Different religions and ethnic groups live side by side in total harmony in a democratic society. Sri Lanka offers endless miles of perfect golden sand fringed by swaying coconut palms. Favourite resorts are everyone’s idea of a tropical paradise. Sri Lanka inspires a beautiful lethargy. For the more energetic, there is water skiing, sailing, surfing, scuba diving and deep sea fishing. Religion and culture are totally interwoven in Sri Lanka — Buddhist temples, Hindu kovils, mosques and churches stand together in religious harmony. The sacred city of Anuradhapura, founded in the fifth century BC is venerated as the capital city of Buddhism. The sacred Bo Tree grown from a sapling of the tree, under which the Buddha attained enlightenment, is the oldest living tree in documented history. In its vicinity are the remains of the Brazen Palace, the towering Ruwanweliseya Dagaba, the Seated Buddha, Temples, Palaces and Parks — all of which bear testimony to a proud and imaginative people.
Sri Lanka is a beautiful, colourful mixture of religious, cultures, races and geography —the tropical meeting place of old and new. The island has some of the finest international hotels — with prices to suit all pockets — where modern-day luxuries are matched by traditional hospitality and charm. The cuisine can be cosmopolitan or indigenous. Naturally enough fresh seafood is a specialty of the island — with lobster, crab, prawn and squid heading the extensive menus. But for a taste of traditional Sri Lanka, there is a full range of local dishes including spiced curry and rice, plus a profusion of delicious fruits — mangoes, bananas, pineapples, mangoteens, avocado, papaya and of course, ‘Ceylon Tea’ — the finest flavour in the world.

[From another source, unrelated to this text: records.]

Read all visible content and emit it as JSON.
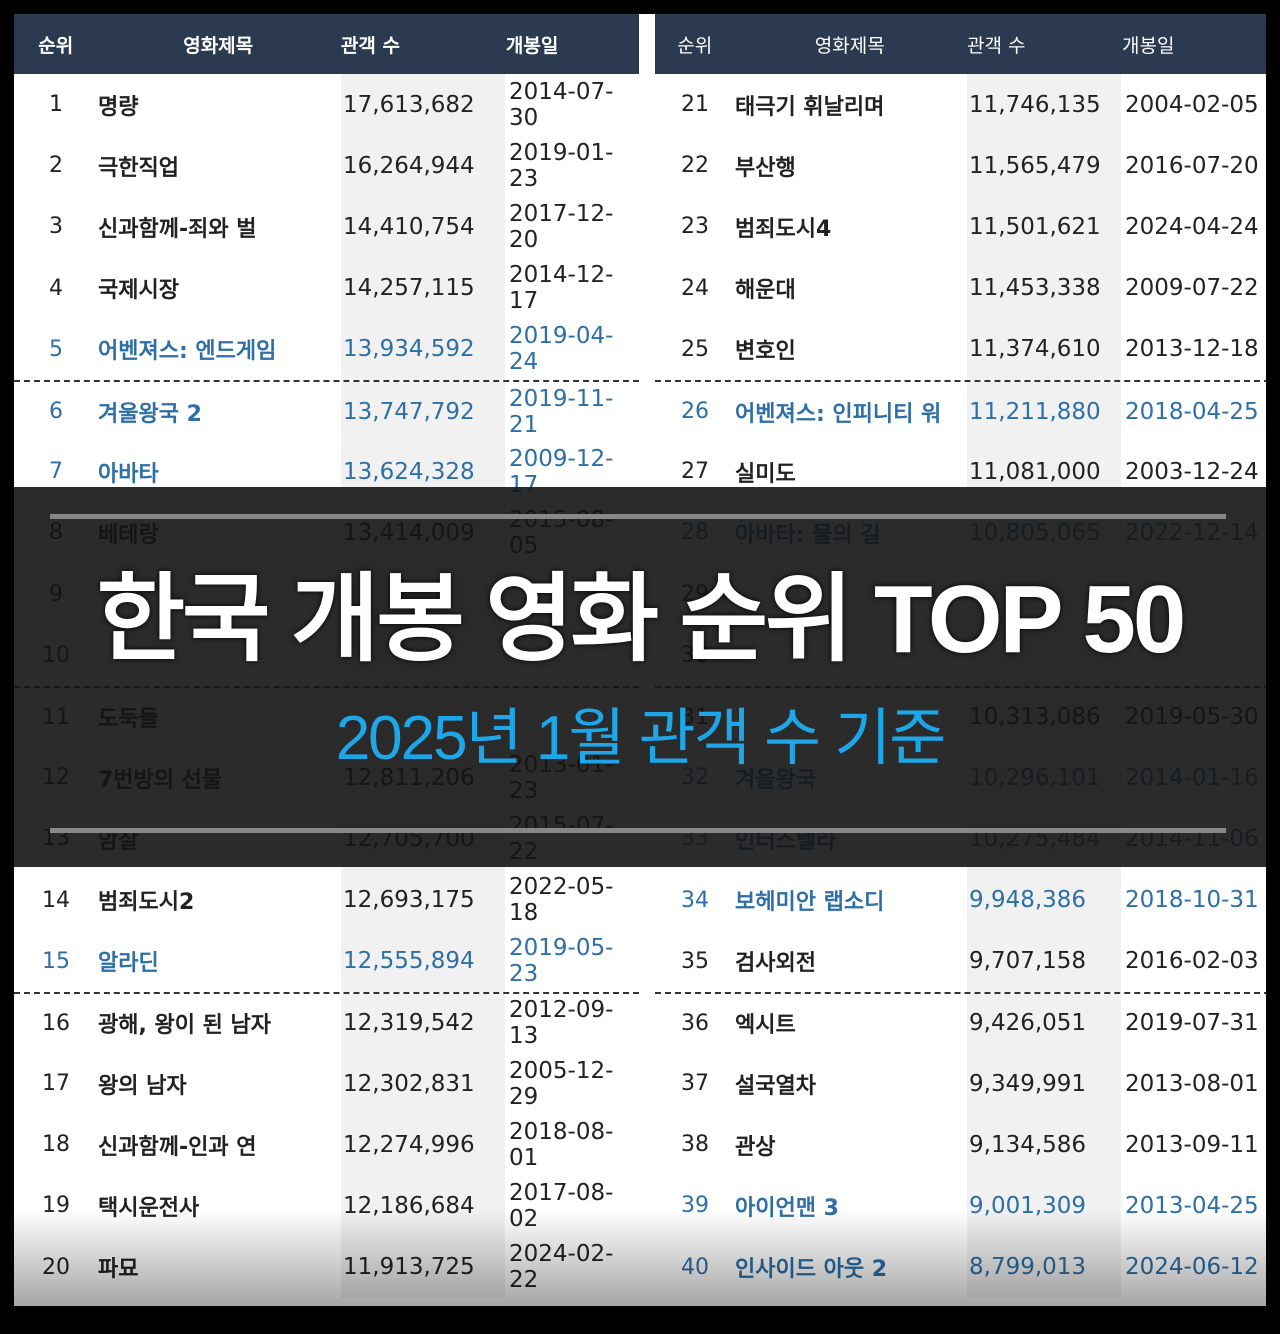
{
  "headline": "한국 개봉 영화 순위 TOP 50",
  "subline": "2025년 1월 관객 수 기준",
  "columns": {
    "rank": "순위",
    "title": "영화제목",
    "audience": "관객 수",
    "date": "개봉일"
  },
  "colors": {
    "header_bg": "#2b3a50",
    "highlight": "#2d6fa6",
    "subline": "#1ea7e8"
  },
  "left_rows": [
    {
      "rank": "1",
      "title": "명량",
      "audience": "17,613,682",
      "date": "2014-07-30",
      "hl": false,
      "dash": false
    },
    {
      "rank": "2",
      "title": "극한직업",
      "audience": "16,264,944",
      "date": "2019-01-23",
      "hl": false,
      "dash": false
    },
    {
      "rank": "3",
      "title": "신과함께-죄와 벌",
      "audience": "14,410,754",
      "date": "2017-12-20",
      "hl": false,
      "dash": false
    },
    {
      "rank": "4",
      "title": "국제시장",
      "audience": "14,257,115",
      "date": "2014-12-17",
      "hl": false,
      "dash": false
    },
    {
      "rank": "5",
      "title": "어벤져스: 엔드게임",
      "audience": "13,934,592",
      "date": "2019-04-24",
      "hl": true,
      "dash": false
    },
    {
      "rank": "6",
      "title": "겨울왕국 2",
      "audience": "13,747,792",
      "date": "2019-11-21",
      "hl": true,
      "dash": true
    },
    {
      "rank": "7",
      "title": "아바타",
      "audience": "13,624,328",
      "date": "2009-12-17",
      "hl": true,
      "dash": false
    },
    {
      "rank": "8",
      "title": "베테랑",
      "audience": "13,414,009",
      "date": "2015-08-05",
      "hl": false,
      "dash": false
    },
    {
      "rank": "9",
      "title": "",
      "audience": "",
      "date": "",
      "hl": false,
      "dash": false
    },
    {
      "rank": "10",
      "title": "",
      "audience": "",
      "date": "",
      "hl": false,
      "dash": false
    },
    {
      "rank": "11",
      "title": "도둑들",
      "audience": "",
      "date": "",
      "hl": false,
      "dash": true
    },
    {
      "rank": "12",
      "title": "7번방의 선물",
      "audience": "12,811,206",
      "date": "2013-01-23",
      "hl": false,
      "dash": false
    },
    {
      "rank": "13",
      "title": "암살",
      "audience": "12,705,700",
      "date": "2015-07-22",
      "hl": false,
      "dash": false
    },
    {
      "rank": "14",
      "title": "범죄도시2",
      "audience": "12,693,175",
      "date": "2022-05-18",
      "hl": false,
      "dash": false
    },
    {
      "rank": "15",
      "title": "알라딘",
      "audience": "12,555,894",
      "date": "2019-05-23",
      "hl": true,
      "dash": false
    },
    {
      "rank": "16",
      "title": "광해, 왕이 된 남자",
      "audience": "12,319,542",
      "date": "2012-09-13",
      "hl": false,
      "dash": true
    },
    {
      "rank": "17",
      "title": "왕의 남자",
      "audience": "12,302,831",
      "date": "2005-12-29",
      "hl": false,
      "dash": false
    },
    {
      "rank": "18",
      "title": "신과함께-인과 연",
      "audience": "12,274,996",
      "date": "2018-08-01",
      "hl": false,
      "dash": false
    },
    {
      "rank": "19",
      "title": "택시운전사",
      "audience": "12,186,684",
      "date": "2017-08-02",
      "hl": false,
      "dash": false
    },
    {
      "rank": "20",
      "title": "파묘",
      "audience": "11,913,725",
      "date": "2024-02-22",
      "hl": false,
      "dash": false
    }
  ],
  "right_rows": [
    {
      "rank": "21",
      "title": "태극기 휘날리며",
      "audience": "11,746,135",
      "date": "2004-02-05",
      "hl": false,
      "dash": false
    },
    {
      "rank": "22",
      "title": "부산행",
      "audience": "11,565,479",
      "date": "2016-07-20",
      "hl": false,
      "dash": false
    },
    {
      "rank": "23",
      "title": "범죄도시4",
      "audience": "11,501,621",
      "date": "2024-04-24",
      "hl": false,
      "dash": false
    },
    {
      "rank": "24",
      "title": "해운대",
      "audience": "11,453,338",
      "date": "2009-07-22",
      "hl": false,
      "dash": false
    },
    {
      "rank": "25",
      "title": "변호인",
      "audience": "11,374,610",
      "date": "2013-12-18",
      "hl": false,
      "dash": false
    },
    {
      "rank": "26",
      "title": "어벤져스: 인피니티 워",
      "audience": "11,211,880",
      "date": "2018-04-25",
      "hl": true,
      "dash": true
    },
    {
      "rank": "27",
      "title": "실미도",
      "audience": "11,081,000",
      "date": "2003-12-24",
      "hl": false,
      "dash": false
    },
    {
      "rank": "28",
      "title": "아바타: 물의 길",
      "audience": "10,805,065",
      "date": "2022-12-14",
      "hl": true,
      "dash": false
    },
    {
      "rank": "29",
      "title": "",
      "audience": "",
      "date": "",
      "hl": false,
      "dash": false
    },
    {
      "rank": "30",
      "title": "",
      "audience": "",
      "date": "",
      "hl": false,
      "dash": false
    },
    {
      "rank": "31",
      "title": "",
      "audience": "10,313,086",
      "date": "2019-05-30",
      "hl": false,
      "dash": true
    },
    {
      "rank": "32",
      "title": "겨울왕국",
      "audience": "10,296,101",
      "date": "2014-01-16",
      "hl": true,
      "dash": false
    },
    {
      "rank": "33",
      "title": "인터스텔라",
      "audience": "10,275,484",
      "date": "2014-11-06",
      "hl": true,
      "dash": false
    },
    {
      "rank": "34",
      "title": "보헤미안 랩소디",
      "audience": "9,948,386",
      "date": "2018-10-31",
      "hl": true,
      "dash": false
    },
    {
      "rank": "35",
      "title": "검사외전",
      "audience": "9,707,158",
      "date": "2016-02-03",
      "hl": false,
      "dash": false
    },
    {
      "rank": "36",
      "title": "엑시트",
      "audience": "9,426,051",
      "date": "2019-07-31",
      "hl": false,
      "dash": true
    },
    {
      "rank": "37",
      "title": "설국열차",
      "audience": "9,349,991",
      "date": "2013-08-01",
      "hl": false,
      "dash": false
    },
    {
      "rank": "38",
      "title": "관상",
      "audience": "9,134,586",
      "date": "2013-09-11",
      "hl": false,
      "dash": false
    },
    {
      "rank": "39",
      "title": "아이언맨 3",
      "audience": "9,001,309",
      "date": "2013-04-25",
      "hl": true,
      "dash": false
    },
    {
      "rank": "40",
      "title": "인사이드 아웃 2",
      "audience": "8,799,013",
      "date": "2024-06-12",
      "hl": true,
      "dash": false
    }
  ]
}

For an evening’s entertainment, there are the regular performances by traditional musicians, singers, drummers and dancers. For the sportsman, Sri Lanka provides an abundance of aquatic sports — scuba diving, surfing, angling and deep — sea fishing, as well as golf, tennis and the more conventional pastimes. Sri Lanka is veritable treasure trove of rubies, sapphires, zircons, gamets, amethysts, topaz and cat’s eyes. The street markets and craft centres also offer a wide choice of gifts and souvenirs — batiks and carved masks, jewellery and curios, silver, brass and copper ware and spices. Sri Lanka is a happy island — a land of smiling people. Everywhere there is the colour and fragrance of tropical vegetation. Whether you are bargain hunting in the Pettah (bazaar) of Colombo, marvelling at the ancient cities, sipping tea, in the hill country, soaking up the sun on some near deserted beach or strolling in the countryside, you will find that people are always friendly and outgoing. Although predominantly Sinhalese, Sri Lanka also has other ethnic groups — Tamils, Moors, Malays and descendants of the Dutch, Portuguese and British as well as a small aboriginal community of Veddahs. Over the centuries they have learnt to respect their cultural differences and are justly proud of their past. Wherever you go, you will find the traditional welcome- “Ayubowan” — may you live long.